Regularly, I fail to find gentle materials or products to upcycle and am left to decide whether or not to seek out products that are brutal to the environment to get the desired result. Meeting myself in the door in this way is important too, not only because it raises my awareness of the living and dying of worlds supplying our own, but it provides me with a sense of the size of the hole we’ve dug for ourselves as a species.

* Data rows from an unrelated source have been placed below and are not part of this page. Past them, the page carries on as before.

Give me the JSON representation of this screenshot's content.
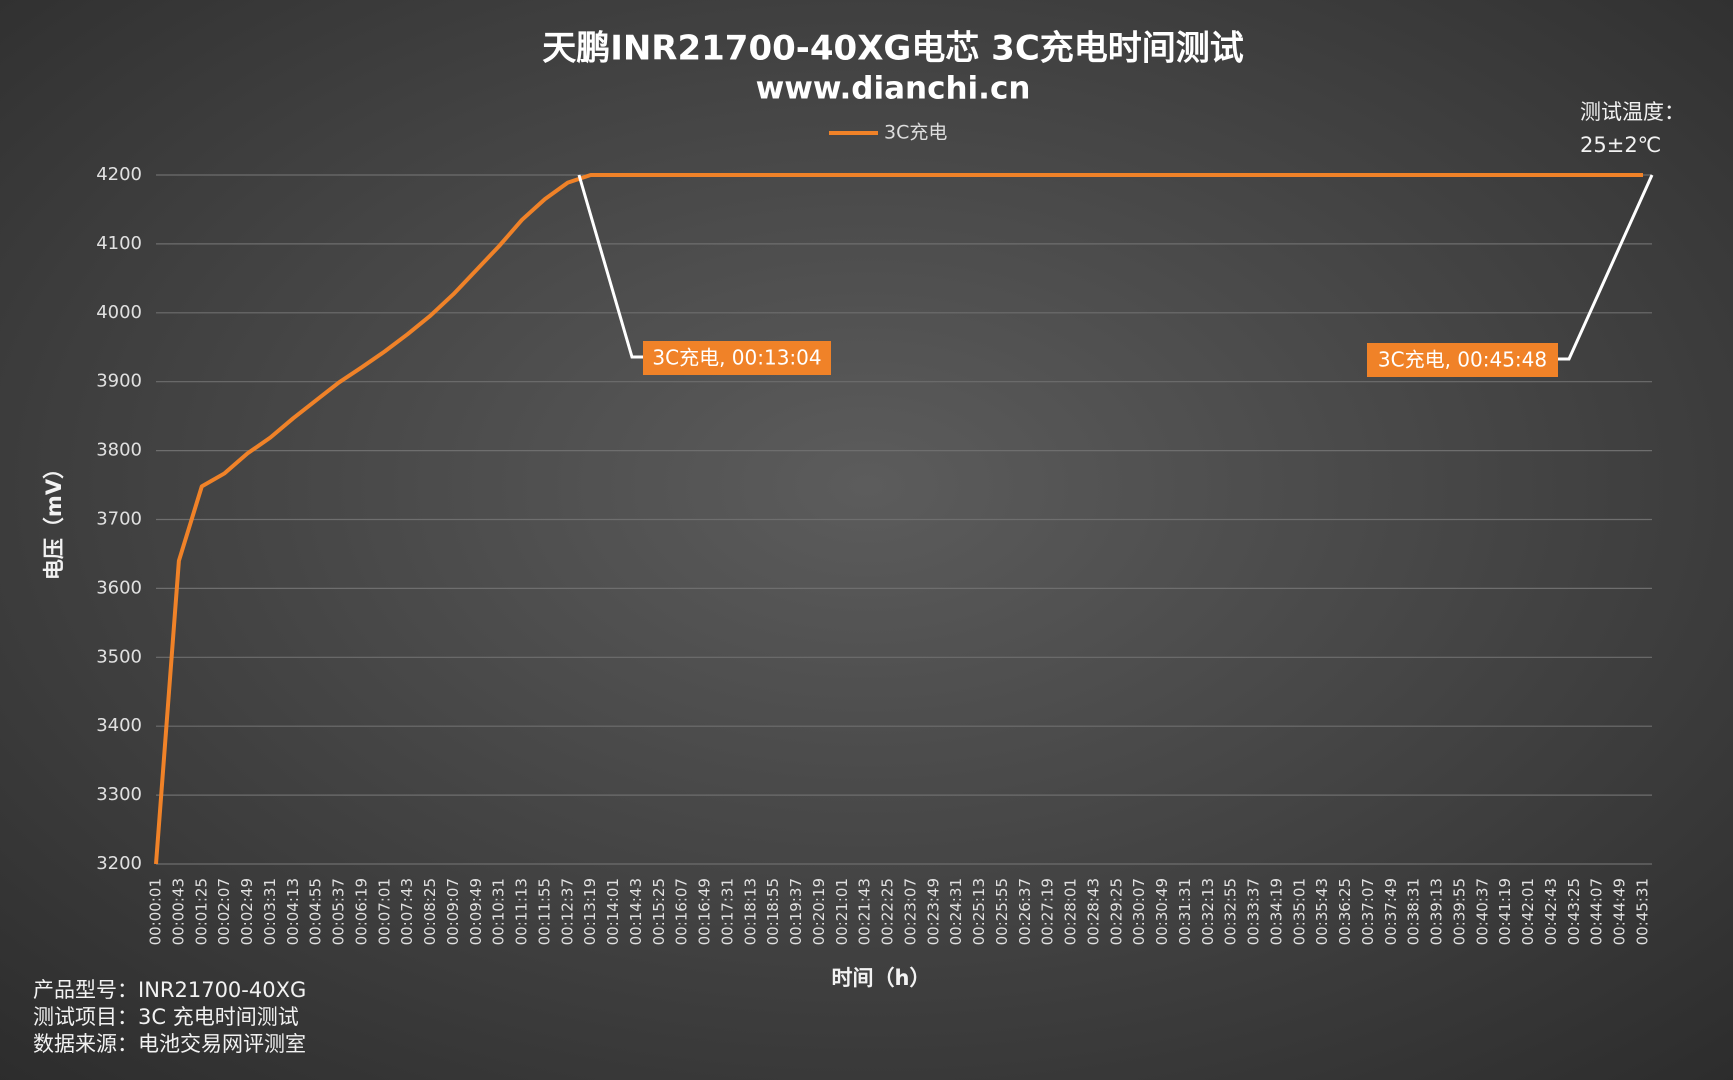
{
  "chart_data": {
    "type": "line",
    "title": "天鹏INR21700-40XG电芯 3C充电时间测试",
    "subtitle": "www.dianchi.cn",
    "y_label": "电压（mV）",
    "x_label": "时间（h）",
    "categories": [
      "00:00:01",
      "00:00:43",
      "00:01:25",
      "00:02:07",
      "00:02:49",
      "00:03:31",
      "00:04:13",
      "00:04:55",
      "00:05:37",
      "00:06:19",
      "00:07:01",
      "00:07:43",
      "00:08:25",
      "00:09:07",
      "00:09:49",
      "00:10:31",
      "00:11:13",
      "00:11:55",
      "00:12:37",
      "00:13:19",
      "00:14:01",
      "00:14:43",
      "00:15:25",
      "00:16:07",
      "00:16:49",
      "00:17:31",
      "00:18:13",
      "00:18:55",
      "00:19:37",
      "00:20:19",
      "00:21:01",
      "00:21:43",
      "00:22:25",
      "00:23:07",
      "00:23:49",
      "00:24:31",
      "00:25:13",
      "00:25:55",
      "00:26:37",
      "00:27:19",
      "00:28:01",
      "00:28:43",
      "00:29:25",
      "00:30:07",
      "00:30:49",
      "00:31:31",
      "00:32:13",
      "00:32:55",
      "00:33:37",
      "00:34:19",
      "00:35:01",
      "00:35:43",
      "00:36:25",
      "00:37:07",
      "00:37:49",
      "00:38:31",
      "00:39:13",
      "00:39:55",
      "00:40:37",
      "00:41:19",
      "00:42:01",
      "00:42:43",
      "00:43:25",
      "00:44:07",
      "00:44:49",
      "00:45:31"
    ],
    "series": [
      {
        "name": "3C充电",
        "color": "#f08228",
        "values": [
          3200,
          3640,
          3748,
          3767,
          3796,
          3819,
          3847,
          3873,
          3899,
          3921,
          3944,
          3969,
          3996,
          4027,
          4062,
          4097,
          4135,
          4165,
          4189,
          4200,
          4200,
          4200,
          4200,
          4200,
          4200,
          4200,
          4200,
          4200,
          4200,
          4200,
          4200,
          4200,
          4200,
          4200,
          4200,
          4200,
          4200,
          4200,
          4200,
          4200,
          4200,
          4200,
          4200,
          4200,
          4200,
          4200,
          4200,
          4200,
          4200,
          4200,
          4200,
          4200,
          4200,
          4200,
          4200,
          4200,
          4200,
          4200,
          4200,
          4200,
          4200,
          4200,
          4200,
          4200,
          4200,
          4200
        ]
      }
    ],
    "ylim": [
      3200,
      4200
    ],
    "yticks": [
      3200,
      3300,
      3400,
      3500,
      3600,
      3700,
      3800,
      3900,
      4000,
      4100,
      4200
    ],
    "grid": true,
    "legend": "top",
    "annotations": [
      "3C充电, 00:13:04",
      "3C充电, 00:45:48"
    ],
    "note": [
      "测试温度：",
      "25±2℃"
    ],
    "footer": [
      "产品型号：INR21700-40XG",
      "测试项目：3C 充电时间测试",
      "数据来源：电池交易网评测室"
    ]
  }
}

Because of this, I tend to answer with ‘environmental services’ rather than ‘environmental activism’ when I’m asked which historical movement I believe my practice would be labelled under.

RE
I’d like to talk about that more, your approach to using the word services as opposed to activism. 

MP
Well… service suggests a consolidating, non-reactionary stance. It distinguishes itself from  activism through the self-inclusion in immediate, situated, complex and emerging relationships and ecologies, rather than reaching outward to change some external concepts or forces in the world that we must by necessity live with or within.

This marks a shift from human-centric sentiments towards a perspective of ‘becoming with’ the forces at hand, and by doing so, it also has the potential to replace concepts of blame and culpability with something more decentered. It may allow one to identify with the problem at hand, without being incapacitated by associative guilt.

In comparison, I often find activist discourse to be based on poorly hidden human-centric attitudes, primarily that the environment is something one acts ‘upon’, instead of something one is always acting within and one’s actions are a part of.

I find it a more fruitful attitude to identify with the problem. There is nothing ‘ecological’ about escapism. And all art is ecological.

This interview has been edited for brevity and comprehension.



Marius Presterud (b.1980) is a Norwegian artist working between Berlin & Oslo. He works across a variety of media; performance, poetry, sculpture and ‘ecoventions’. Presterud has toured Europe as a poet, as well as performed and exhibited in galleries such as Hamburger Bahnhof, Germany, and Kunstnernes Hus and Henie Onstad Art Center, Norway. From 2014 to 2019, Presterud worked full-time with his art- and research based practice, Oslo Apiary & Aviary.